An alternative to polling the size/last modified time of a file (which with a slow or intermittent connection could cause an open upload to be considered complete too early) is to listen for when the file has finished being written with inotify.
Listening for IN_CLOSE_WRITE you can know when an ftp upload has finished updating a specific file.
I've never used it in php, but from the spartan docs it looks that that aught to work in exactly the same way as the underlying lib.
Take into account how some ftp programs work, from this comment:
it's worth mentioning that some ftp servers create a hidden temporary file to receive data until the transfer is finished. I.e. .foo-ftpupload-2837948723 in the same upload path as the target file
If applicable, from the finished filename you can therefore tell if the ftp upload has actually finished or was stopped/disconnected mid-upload.
As @jcolebrand stated - if you have no control over upload process - there is actually not much you can do except guessing (size/date of file). I would look for a server software that allows you to execute hooks/scripts before/after some server action (here: file transfer complete). I am not sure though whether such software exists. As a last resort you could adapt some opensource SFTP server for your requirements by adding such a hook for yourself.
An interesting answer was mentioned in a commend under original question (but for some unknown reason the comment was deleted): you can try parsing SFTP server logs to find files that were uploaded completely.
During a transfer, the only thing that knows the real size of the file is your SFTP client and maybe the SFTP server (don't know protocol specifics so the server may know too.) Unless you can talk to the SFTP server directly, then you'll have to wait for the file to finish. Checking at some interval seems kludgy but under the circumstances is pretty good. It's what we do on my project.

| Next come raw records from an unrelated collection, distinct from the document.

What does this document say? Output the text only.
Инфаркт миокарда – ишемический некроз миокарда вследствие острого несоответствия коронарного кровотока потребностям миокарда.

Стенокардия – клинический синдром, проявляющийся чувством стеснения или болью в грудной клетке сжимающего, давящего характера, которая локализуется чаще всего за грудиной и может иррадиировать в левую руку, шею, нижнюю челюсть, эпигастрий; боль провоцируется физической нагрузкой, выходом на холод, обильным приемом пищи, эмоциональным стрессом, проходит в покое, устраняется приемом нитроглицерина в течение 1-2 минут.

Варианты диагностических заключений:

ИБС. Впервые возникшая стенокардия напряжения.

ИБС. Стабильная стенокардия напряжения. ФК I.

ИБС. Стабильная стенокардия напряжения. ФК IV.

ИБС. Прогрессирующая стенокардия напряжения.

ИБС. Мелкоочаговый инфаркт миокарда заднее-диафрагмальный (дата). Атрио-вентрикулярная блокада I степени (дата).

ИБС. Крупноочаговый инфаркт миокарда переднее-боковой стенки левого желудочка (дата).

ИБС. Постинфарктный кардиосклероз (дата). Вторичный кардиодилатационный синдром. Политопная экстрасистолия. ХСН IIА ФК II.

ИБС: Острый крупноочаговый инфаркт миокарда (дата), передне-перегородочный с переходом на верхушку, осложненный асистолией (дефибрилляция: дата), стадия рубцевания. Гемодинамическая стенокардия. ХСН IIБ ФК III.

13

If you have a very short poll interval, it's not terribly resilient when dealing with uploads that may stall for a few seconds. So just set the interval to one a minute or something like that. Assuming you're on a *nix based platform, you could set up a cron job to run every minute (or whatever your polling interval is) to run your script for you.
In theory, in case you are allowed to run system commands from PHP you can try to get the pids of your sftp server processes with pidof command and then use lsof output to check if open file descriptors exist for the currently checked upload file.